Apparently, Secretary Clinton is more Pacific-oriented than any other Secretary of State in history. She even had a scandal of Chinese donation during the election campaign. In an interview with BBC, Clinton said "Going to Asia signals that the US is not just a transatlantic power but also a transpacific power." (“US 'keen to strengthen Asia ties'”; BBC News; 13 February 2009)
Key issues will be North Korea, Sino-US security affairs, and trade problems associated with the Buy American Clause. President Ralph A. Cossa and Executive Director Brad Glosserman, both at the Pacific Forum of the Center for Strategic and International Studies in Honolulu, present brief analyses in their joint article. (“Secretary Clinton's No. 1 mission is to reassure allies”; Japan Times; February 12, 2009)
They visited Tokyo and Seoul recently to find that senior officials in both capitals are worried of the Obama administration’s foreign policy, because Japanese and South Korean leaders have no clear idea what change will happen US strategy in East Asia.
Both Japan and South Korea are concerned with possible softening of US approach to North Korea. The Bush administration sought compromises with the North Korean evil, instead of complete denuclearization. Neither Japan nor South Korea hopes further Chamberlainian diplomacy against the rogue regime in Pyongyang.
The threat of China is another critical issue. While Japan and South Korea do not desire Rumsfeldian hardliner against China, both nations are dismayed with increasing US tilt with China at the expense of the US-Japanese and the US Korean alliance.
Regarding trade, both Japan and South Korea want “reassurance that the Obama administration will remain committed to open markets and free trade.”
Secretary Clinton replied to these concerns in her interview with BBC. Clinton warned North Korea not to take any provocative actions, but stressed offering incentives to abandon nuclear programs. I would say that Secretary Clinton needs to shed anxieties among Japanese and South Korean officials. Also, the abduction issue must not be missed.

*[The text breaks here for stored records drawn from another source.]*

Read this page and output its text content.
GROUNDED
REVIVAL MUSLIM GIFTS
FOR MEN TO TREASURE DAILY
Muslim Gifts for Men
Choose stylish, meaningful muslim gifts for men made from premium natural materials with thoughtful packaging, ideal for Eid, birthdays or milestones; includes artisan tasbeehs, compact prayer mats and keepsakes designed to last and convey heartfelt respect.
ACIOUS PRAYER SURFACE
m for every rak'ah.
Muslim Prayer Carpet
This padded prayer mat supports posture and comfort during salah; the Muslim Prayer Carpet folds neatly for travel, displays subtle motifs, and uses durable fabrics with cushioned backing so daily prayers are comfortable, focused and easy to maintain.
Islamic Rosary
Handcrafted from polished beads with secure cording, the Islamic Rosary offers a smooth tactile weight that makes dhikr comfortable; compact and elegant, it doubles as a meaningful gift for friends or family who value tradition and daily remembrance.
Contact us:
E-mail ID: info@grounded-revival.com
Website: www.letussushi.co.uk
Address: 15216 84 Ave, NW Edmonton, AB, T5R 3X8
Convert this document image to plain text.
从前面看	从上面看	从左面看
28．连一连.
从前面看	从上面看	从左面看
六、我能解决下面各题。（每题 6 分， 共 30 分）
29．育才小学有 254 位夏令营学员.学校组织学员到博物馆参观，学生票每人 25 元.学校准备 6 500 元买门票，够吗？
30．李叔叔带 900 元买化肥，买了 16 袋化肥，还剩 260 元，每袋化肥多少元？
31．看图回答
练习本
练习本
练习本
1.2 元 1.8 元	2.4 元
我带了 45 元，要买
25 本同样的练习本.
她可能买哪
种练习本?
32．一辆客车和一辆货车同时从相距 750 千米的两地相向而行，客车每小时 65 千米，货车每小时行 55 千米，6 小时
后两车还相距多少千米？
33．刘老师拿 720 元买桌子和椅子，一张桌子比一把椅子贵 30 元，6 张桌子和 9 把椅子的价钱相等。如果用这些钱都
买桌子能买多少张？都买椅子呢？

Secretary Clinton’s approach to China is another concern. She is right to say that the United States needs to develop cooperation with China to resolve global issues, such as climate change, energy, pandemic prevention, nuclear proliferation, and so forth. However, Clinton thinks too light of Chinese threat. After a long holiday from history during the Clinton administration era, China and Russia have remerged as new threats to our liberal world order. As Robert Kagan argues, the clash between our liberal capitalism and their authoritarian capitalism is a key agenda in global security of this century.
Secretary Clinton will send important messages to understand the Obama administration’s vision to the world. As I mention in this post, there are some worries regarding new administration’s approaches to China and North Korea. It is necessary that Secretary Clinton win trust by key allies in the Pacific area, and impress strong commitment of the United States. Be careful not to be seen America weak!